LA QUALITÀ DELL’ACQUA DI RUBINETTO:

UN CONVEGNO NON RIUSCITO!

18 05 2008

Un vero fallimento l’incontro con i cittadini organizzato da AQP e Comune di Melendugno per difendere la Qualità dell’acqua di rubinetto, giovedì 15 maggio, presso la Sala Convegni della Scuola Media.

Il Comitato no-acquarossa, rappresentato dal prof. Franco Candido ha dimostrato, documenti alla mano, che a Melendugno l’acqua distribuita dall’Acquedotto Pugliese non è sempre all’altezza degli standards di qualità stabiliti dalla legge. Del resto, che l’acqua di Melendugno non fosse consumata dal 95% della popolazione era un fatto già acclarato dal sondaggio dello scorso anno e che aveva evidenziato che soltanto 19 melendugnesi su 450 erano disposti a chiudere gli occhi per bere. Le recenti ordinanze del Sindaco di marzo 2008 non hanno fatto altro che confermare le proteste portate avanti dal Comitato e dai cittadini che continuano a lamentarsi di pagare un’acqua che non usano, ma che pagano tre volte di più dei milanesi, che invece la consumano regolarmente.

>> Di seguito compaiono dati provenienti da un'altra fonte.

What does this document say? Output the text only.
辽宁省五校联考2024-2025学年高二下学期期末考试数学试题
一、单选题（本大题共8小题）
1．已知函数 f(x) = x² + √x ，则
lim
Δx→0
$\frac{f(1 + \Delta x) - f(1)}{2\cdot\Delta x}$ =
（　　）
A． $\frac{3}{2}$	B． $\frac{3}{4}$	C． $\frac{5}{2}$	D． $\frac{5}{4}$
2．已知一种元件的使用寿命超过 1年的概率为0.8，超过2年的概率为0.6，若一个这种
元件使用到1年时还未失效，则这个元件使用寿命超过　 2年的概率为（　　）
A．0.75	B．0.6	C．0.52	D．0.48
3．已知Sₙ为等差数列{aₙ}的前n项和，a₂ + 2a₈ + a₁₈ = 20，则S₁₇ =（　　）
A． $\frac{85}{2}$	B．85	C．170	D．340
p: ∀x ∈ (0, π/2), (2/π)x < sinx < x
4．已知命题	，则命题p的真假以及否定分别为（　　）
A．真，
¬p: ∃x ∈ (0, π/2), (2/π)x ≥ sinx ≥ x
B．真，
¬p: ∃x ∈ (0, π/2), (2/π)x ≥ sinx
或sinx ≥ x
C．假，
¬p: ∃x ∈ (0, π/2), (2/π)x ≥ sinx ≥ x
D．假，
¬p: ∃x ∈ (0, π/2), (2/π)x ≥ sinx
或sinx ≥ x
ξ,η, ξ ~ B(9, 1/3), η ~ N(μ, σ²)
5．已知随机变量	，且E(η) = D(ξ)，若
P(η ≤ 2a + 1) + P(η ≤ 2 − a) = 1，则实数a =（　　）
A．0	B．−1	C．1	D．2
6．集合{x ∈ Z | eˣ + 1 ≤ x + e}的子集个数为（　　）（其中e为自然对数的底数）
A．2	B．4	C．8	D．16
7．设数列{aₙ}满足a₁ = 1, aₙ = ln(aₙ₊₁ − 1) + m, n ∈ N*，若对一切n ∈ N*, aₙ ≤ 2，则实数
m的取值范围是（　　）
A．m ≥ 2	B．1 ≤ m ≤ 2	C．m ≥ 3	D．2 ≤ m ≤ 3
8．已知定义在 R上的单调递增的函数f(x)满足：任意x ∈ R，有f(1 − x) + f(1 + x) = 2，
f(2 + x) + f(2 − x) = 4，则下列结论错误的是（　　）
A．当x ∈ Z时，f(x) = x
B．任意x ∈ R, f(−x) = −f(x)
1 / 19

“Nella rete di Melendugno non ci sono tratti materiali che possono dare origine a fenomeni di corrosione.” ha affermato l’Ing. Valentini, dirigente dell’Acquedotto Pugliese provinciale, nella sua lunga analisi riguardante la situazione del sistema idrico melendugnese. Gli unici pezzi che hanno queste caratteristiche sono i tratti di attacco al contatore… Il resto della rete è costituito per quasi la totalità in ghisa che non va incontro a fenomeni di corrosione superficiale… Il fatto che il fenomeno si sia verificato soltanto in alcuni punti della rete è un fenomeno che non dipende dalla qualità dell’acqua distribuita, perché se l’acqua contenesse già il ferro nel momento in cui viene erogata nell’abitato di Melendugno, in forma di particelle, sarebbe presente in tutta la rete. Il sedimento si solleva perché, fra altre cause, c’è o una variazione di velocità o una variazione della direzione di flusso.. L’unico modo per rimuovere le particelle è aprire lo scarico di queste tubazioni e provocare un movimento dell’acqua che aspira queste particelle e le fa uscire.”

“Ci dovete dire se l’acqua rossa è potabile o no e se avete intenzione di continuare a fornire a Melendugno questi tipo di liquido!” ha sottolineato a sua volta Franco Candido, coordinatore del Comitato no acqua rossa. “Non potete venire qui a dichiarare che l’acqua che fornite è sempre salubre e pulita e che di conseguenza è un’acqua di qualità. I fatti vi smentiscono clamorosamente, e malgrado i politici che contano di Melendugno si siano schierati in bella mostra per difendervi, non potete nascondere la verità: l’acqua di Melendugno è sempre più spesso rossa, nonostante gli interventi realizzati dai vostri tecnici per rattoppare un sistema idrico che fa acqua (rossa) da tutte le parti, in modi, tempi e con intensità di colore imprevedibili e perciò ancora più inquietanti. Non si dà sicurezza ai cittadini negando l’evidenza! L’acqua deve essere inodore, insapore e soprattutto incolore. Lo dice la legge e che a Melendugno l’acqua da voi fornita disattenda il Dlgs 31 del 2001 lo hanno dimostrato perfino “le Iene” di Italia uno.”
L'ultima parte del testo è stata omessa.